The council is considering increasing the number of houses to be built over the next 14 years after a Government inspector found its Local Plan unsound.
Under examination from a Secretary of State appointed inspector, the Derbyshire Dales District Council’s Local Plan was found to be unsatisfactory.
In his report, Inspector Keith Holland said: “The Derbyshire Dales Local Plan will not be found sound in its current form.”
Almost eight years in the making, the revised Derbyshire Dales Local Plan was submitted to the Secretary of State in April this year, setting out the council’s planning policies for the period of 2006 to 2028. This included a figure of 4,400 new homes that it stated needed to be built in the Dales by 2028. The inspector said the authority needed to review the relationship between its objectively assessed need for housing (OAN) and the environmental constraints that apply in the area.
Mr Holland added: “There are three choices available to the council.
“The examination can continue but the dangers of doing so are clear and obvious.
“The examination can be suspended to allow the council to undertake further work and consultation.

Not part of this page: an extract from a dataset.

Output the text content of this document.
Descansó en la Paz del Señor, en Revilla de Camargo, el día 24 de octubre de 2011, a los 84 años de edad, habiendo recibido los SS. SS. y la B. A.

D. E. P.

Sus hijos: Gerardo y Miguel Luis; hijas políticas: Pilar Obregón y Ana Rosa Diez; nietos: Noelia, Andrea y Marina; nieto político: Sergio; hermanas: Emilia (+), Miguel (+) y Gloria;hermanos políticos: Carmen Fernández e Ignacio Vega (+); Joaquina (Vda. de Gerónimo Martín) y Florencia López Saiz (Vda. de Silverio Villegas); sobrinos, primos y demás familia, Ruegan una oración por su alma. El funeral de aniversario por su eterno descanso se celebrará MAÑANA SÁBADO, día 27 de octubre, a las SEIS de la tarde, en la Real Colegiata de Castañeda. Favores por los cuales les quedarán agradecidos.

This option is only realistic if the council considers that this work can be done within a reasonable period – say six months – and is able to set out a realistic timetable for the work.
“Finally the plan can be withdrawn and re–submitted once the issues identified have been addressed.”
In reaction to the inspector’s comments, the council has decided not to continue with the examination as originally scheduled.
Councillor Lewis Rose commented: “To get our Local Plan adopted by the Government – and protect as soon as possible the Derbyshire Dales from opportunistic development – the council may have to consider increasing the number of allocated development sites to meet the Inspector’s view of what is needed up to 2028. However, I can assure the communities of the Derbyshire Dales that any decisions to allocate further land for development, will only be taken following full public consultation.”
Corporate director Paul Wilson said: “While the district council is naturally disappointed, it makes sense at this stage to take heed of Mr Holland’s advice and consider potential options for moving forward the Local Plan before making any further public announcement.
“These options will be presented to councillors for decision, probably later this year.”